La memoria tiende a convertirse en el vector de una religión civil del mundo occidental, con su sistema de valores, de creencias, de símbolos y de liturgias. De donde proviene esta obsesión memorialista En primer lugar responde a una crisis de la transmisión en el seno de las sociedades contemporáneas. La diferencia entre la experencia transmitida y la experiencia vivida, la primera se perpetúa casi naturalmente de una generación a la otra forjandose a largo plazo y la segunda es lo vivido individualmente, frágil, volátil, efímero. La primera es tipica de las sociedades tradicionales y la otra de las sociedades modernas. La modernidad se caracteriza por el deterioro de la experencia transmitida. Podría pensarse que esta obsesión se debe al deterioror de la experencia transmitida, pero primero es necesario pensar sobre las formas que toma esta obsesión. En cualquier tiempo, las sociedades humanas tuvieron una memoria colectiva y la conservaron a través de ritos, ceremonia, etc. Las estructuras elementales de la memoria colectiva residen en la conmemoración de los muertos, pero en la modernidad, las prácticas conmemorativas se transforman. Se democratizan al concernir a la sociedad en su conjunto, se secularizan y se funcionalizan difundiendo nuevos mensajes dirigidos a los vivos. Empiezan a convertirse en sínbolos de un sentimiento nacional vivido como una religión civil.
Así es como Auschitz se convierte en el pedestal de la memoria colectiva del mundo occidental. Además, en el centro de este sistema de representaciones se instala una nueva figura, la del testigo, el sobreviviente de los campos nazis. El historiador ha tenido que rendirse a la evidencia de los límites de sus procedimientos tradicionales de hacer Historia, de los límites de sus fuentes y del aporte indispensables de los testigos para intentar reconstruir experiencias. El testigo puede ayudarlo a restituir la calidad de una experiencia histórica, aunque su llegada en la obra del historiador cuestiona ciertos paradigmas muy sólidos. Hemos entrado en la era del testigo, al que se ha puesto en un pedestal y que encarna un pasado cuyo recuerdo se prescribe como un deber cívico. La memoria de estos testigos ya no interesa a mucha gente, en una época en la que solo hay víctimas.

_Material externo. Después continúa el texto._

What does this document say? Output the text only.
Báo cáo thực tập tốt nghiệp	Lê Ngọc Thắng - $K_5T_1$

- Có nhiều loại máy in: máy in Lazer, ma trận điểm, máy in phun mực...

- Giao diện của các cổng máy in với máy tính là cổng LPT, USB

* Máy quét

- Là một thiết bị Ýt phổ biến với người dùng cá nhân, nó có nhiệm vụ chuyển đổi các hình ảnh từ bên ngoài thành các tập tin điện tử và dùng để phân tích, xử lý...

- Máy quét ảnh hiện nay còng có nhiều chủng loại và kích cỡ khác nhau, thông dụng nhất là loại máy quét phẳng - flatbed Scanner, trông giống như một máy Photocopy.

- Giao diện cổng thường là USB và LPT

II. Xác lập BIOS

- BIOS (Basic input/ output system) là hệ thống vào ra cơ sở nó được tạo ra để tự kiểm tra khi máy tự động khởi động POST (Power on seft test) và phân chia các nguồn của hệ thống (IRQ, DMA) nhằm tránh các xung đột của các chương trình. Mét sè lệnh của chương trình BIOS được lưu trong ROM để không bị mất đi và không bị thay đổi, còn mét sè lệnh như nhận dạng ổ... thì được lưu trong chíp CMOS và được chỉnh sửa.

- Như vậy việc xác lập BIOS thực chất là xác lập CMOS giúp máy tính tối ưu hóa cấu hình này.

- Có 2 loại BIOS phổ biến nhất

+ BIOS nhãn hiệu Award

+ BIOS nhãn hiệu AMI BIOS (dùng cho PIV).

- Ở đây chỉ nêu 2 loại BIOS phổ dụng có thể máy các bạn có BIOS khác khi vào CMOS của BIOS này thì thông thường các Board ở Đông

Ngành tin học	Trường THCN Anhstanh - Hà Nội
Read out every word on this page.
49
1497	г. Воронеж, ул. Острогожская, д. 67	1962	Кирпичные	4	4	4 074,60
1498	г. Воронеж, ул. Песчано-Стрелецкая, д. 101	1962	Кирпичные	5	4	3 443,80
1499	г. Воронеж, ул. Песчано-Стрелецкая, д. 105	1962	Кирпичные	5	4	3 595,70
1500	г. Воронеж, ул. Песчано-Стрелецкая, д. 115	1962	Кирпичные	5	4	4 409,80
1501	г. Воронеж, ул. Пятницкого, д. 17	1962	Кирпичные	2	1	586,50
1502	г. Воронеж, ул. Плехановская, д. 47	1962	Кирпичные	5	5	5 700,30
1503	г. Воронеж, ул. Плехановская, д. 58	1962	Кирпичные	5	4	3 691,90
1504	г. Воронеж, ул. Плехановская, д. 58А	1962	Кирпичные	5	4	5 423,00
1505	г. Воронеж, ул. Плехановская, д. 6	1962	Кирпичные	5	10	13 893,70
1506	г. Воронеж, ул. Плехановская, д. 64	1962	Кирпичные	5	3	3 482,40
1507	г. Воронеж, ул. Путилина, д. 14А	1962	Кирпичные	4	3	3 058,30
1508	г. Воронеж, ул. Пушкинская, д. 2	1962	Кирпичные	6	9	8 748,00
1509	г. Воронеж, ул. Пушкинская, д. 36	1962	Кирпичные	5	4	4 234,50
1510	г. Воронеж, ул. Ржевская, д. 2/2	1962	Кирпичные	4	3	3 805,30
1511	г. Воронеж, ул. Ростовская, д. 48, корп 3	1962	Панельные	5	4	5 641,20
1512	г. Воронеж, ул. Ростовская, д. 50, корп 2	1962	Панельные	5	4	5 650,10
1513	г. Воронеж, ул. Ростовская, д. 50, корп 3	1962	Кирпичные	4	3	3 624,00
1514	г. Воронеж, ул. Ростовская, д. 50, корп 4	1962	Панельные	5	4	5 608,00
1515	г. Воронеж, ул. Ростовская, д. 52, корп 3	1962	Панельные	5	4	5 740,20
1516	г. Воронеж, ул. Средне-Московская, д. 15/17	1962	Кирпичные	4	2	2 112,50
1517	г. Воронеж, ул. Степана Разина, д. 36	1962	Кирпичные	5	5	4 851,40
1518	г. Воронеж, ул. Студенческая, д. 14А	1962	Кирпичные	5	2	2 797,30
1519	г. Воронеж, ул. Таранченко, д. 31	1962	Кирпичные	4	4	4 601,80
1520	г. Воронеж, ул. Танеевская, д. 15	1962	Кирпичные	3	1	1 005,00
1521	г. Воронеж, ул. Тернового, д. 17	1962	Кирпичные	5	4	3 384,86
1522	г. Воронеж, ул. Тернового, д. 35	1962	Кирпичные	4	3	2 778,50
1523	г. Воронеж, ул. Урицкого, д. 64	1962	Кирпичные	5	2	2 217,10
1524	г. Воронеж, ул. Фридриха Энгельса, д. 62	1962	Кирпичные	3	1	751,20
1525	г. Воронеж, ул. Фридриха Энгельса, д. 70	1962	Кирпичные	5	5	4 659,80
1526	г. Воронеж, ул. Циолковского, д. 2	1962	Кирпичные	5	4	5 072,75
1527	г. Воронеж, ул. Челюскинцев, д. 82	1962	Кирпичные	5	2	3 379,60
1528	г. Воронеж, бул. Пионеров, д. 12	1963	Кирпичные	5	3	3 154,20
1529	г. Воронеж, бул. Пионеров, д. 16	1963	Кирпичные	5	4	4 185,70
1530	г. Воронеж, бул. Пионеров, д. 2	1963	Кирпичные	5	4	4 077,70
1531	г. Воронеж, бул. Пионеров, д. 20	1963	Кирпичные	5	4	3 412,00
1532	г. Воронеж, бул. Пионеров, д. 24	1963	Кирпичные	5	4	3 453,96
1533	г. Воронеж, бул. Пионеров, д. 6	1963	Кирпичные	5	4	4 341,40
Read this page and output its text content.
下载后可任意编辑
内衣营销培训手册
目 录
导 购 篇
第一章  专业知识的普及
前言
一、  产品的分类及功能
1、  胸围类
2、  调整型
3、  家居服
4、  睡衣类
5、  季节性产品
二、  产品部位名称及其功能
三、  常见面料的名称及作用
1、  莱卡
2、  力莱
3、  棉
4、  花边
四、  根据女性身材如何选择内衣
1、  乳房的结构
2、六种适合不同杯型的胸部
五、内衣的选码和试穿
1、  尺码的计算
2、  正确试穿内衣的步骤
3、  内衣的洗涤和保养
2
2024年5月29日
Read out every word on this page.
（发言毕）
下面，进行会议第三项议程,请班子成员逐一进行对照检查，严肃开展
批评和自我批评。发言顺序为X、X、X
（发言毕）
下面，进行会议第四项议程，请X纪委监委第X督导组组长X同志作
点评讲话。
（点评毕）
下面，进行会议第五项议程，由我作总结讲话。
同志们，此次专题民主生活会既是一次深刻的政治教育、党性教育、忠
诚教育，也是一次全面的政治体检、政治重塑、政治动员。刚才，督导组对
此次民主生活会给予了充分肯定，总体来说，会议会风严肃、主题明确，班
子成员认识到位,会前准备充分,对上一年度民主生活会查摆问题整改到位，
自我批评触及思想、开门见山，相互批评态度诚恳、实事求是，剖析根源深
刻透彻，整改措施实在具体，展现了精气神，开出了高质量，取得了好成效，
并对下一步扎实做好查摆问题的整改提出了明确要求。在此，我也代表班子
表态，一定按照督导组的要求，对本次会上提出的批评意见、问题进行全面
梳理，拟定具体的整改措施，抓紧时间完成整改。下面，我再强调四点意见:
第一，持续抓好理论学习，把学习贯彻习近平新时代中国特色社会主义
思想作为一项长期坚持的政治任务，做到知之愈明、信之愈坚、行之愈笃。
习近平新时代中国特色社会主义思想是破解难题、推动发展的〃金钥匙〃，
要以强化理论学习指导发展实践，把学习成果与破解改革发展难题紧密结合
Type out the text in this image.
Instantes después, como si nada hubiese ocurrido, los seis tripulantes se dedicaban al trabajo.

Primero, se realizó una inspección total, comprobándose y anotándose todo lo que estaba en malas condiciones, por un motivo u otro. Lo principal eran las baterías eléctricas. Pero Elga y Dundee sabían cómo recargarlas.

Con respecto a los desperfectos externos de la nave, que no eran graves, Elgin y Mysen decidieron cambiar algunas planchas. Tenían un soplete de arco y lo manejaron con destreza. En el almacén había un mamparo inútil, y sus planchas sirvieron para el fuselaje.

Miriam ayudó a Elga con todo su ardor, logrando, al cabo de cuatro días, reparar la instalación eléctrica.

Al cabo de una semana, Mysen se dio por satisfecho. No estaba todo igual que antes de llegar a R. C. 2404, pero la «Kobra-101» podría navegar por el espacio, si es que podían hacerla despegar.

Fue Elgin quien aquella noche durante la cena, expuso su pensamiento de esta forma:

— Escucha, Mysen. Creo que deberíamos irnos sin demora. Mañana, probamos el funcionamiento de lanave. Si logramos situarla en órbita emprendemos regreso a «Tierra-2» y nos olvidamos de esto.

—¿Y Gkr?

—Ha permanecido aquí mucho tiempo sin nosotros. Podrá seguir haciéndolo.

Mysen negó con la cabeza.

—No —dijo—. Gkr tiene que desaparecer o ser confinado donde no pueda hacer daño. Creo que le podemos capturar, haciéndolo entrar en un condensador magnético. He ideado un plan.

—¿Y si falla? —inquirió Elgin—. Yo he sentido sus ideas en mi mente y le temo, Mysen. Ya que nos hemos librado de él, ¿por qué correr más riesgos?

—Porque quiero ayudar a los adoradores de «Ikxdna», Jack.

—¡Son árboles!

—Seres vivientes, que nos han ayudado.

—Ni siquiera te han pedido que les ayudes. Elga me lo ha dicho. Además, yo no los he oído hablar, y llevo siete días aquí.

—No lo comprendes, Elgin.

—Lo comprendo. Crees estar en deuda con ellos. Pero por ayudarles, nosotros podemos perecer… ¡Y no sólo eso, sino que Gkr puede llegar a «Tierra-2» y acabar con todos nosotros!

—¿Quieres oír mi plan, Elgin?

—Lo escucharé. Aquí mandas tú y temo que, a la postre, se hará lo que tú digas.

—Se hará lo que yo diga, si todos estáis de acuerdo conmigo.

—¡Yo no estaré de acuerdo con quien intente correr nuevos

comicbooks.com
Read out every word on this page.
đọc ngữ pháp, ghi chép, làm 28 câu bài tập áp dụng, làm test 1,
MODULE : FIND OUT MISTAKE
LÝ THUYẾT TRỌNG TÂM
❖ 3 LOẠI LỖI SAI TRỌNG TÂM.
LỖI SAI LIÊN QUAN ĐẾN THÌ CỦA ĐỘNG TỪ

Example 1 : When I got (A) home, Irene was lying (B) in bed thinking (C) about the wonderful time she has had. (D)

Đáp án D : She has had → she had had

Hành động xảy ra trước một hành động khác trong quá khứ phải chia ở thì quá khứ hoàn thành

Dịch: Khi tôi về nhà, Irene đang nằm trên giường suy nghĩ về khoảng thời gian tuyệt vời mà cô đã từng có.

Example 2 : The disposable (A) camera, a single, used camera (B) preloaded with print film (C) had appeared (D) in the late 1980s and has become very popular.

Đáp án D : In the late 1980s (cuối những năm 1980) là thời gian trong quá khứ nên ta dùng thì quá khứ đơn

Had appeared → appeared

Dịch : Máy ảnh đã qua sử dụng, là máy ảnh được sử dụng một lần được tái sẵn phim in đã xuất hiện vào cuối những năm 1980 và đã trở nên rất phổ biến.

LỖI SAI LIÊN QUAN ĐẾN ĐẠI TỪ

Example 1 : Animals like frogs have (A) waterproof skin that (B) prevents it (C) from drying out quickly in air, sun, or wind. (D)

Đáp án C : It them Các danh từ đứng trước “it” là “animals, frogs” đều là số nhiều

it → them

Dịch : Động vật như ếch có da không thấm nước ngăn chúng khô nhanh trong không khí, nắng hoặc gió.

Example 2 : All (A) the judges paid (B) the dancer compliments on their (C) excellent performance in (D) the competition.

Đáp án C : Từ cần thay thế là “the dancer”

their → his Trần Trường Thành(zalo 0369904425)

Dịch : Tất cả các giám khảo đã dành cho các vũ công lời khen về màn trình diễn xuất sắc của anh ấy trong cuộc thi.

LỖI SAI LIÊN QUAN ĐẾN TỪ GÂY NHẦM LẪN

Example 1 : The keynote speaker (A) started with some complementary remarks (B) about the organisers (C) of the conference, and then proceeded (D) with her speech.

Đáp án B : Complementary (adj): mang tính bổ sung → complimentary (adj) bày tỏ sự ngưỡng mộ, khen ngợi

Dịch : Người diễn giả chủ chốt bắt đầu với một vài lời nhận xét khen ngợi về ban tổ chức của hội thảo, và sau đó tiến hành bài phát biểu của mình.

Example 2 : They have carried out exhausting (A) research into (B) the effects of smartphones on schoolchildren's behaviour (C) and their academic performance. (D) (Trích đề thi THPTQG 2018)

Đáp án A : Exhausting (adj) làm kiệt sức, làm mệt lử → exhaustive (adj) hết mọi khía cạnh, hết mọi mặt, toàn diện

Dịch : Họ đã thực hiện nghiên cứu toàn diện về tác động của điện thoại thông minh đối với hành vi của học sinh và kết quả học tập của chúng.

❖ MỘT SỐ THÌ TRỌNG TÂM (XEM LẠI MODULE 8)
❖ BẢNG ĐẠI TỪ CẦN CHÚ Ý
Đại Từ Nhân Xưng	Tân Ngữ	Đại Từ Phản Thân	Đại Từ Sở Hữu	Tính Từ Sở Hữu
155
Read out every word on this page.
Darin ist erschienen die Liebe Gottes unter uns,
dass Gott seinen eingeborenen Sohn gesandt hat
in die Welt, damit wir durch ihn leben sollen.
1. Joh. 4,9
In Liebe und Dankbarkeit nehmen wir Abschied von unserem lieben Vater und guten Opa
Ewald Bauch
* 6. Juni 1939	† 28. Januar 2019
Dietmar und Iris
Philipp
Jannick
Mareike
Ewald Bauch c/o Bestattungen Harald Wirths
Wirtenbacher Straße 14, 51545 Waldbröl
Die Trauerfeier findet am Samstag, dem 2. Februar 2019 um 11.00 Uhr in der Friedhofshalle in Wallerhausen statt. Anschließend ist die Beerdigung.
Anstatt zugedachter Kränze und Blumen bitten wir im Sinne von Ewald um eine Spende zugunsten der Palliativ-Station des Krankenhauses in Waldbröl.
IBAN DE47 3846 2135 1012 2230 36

La memoria se conjuga siempre en presente, lo que determina sus modalidades: la selección de los acontecimientos cuyo recuerdo es preciso conservar, su interpretación, sus lecciones, etc. Se transforma en una apuesta política y adquiere la forma de una obligación ética que a menudo se convierte en fuente de abusos. La dimensión política de la memoria colectiva y los abusos que la acompañan sólo puede afectar la manera de escribir la historia.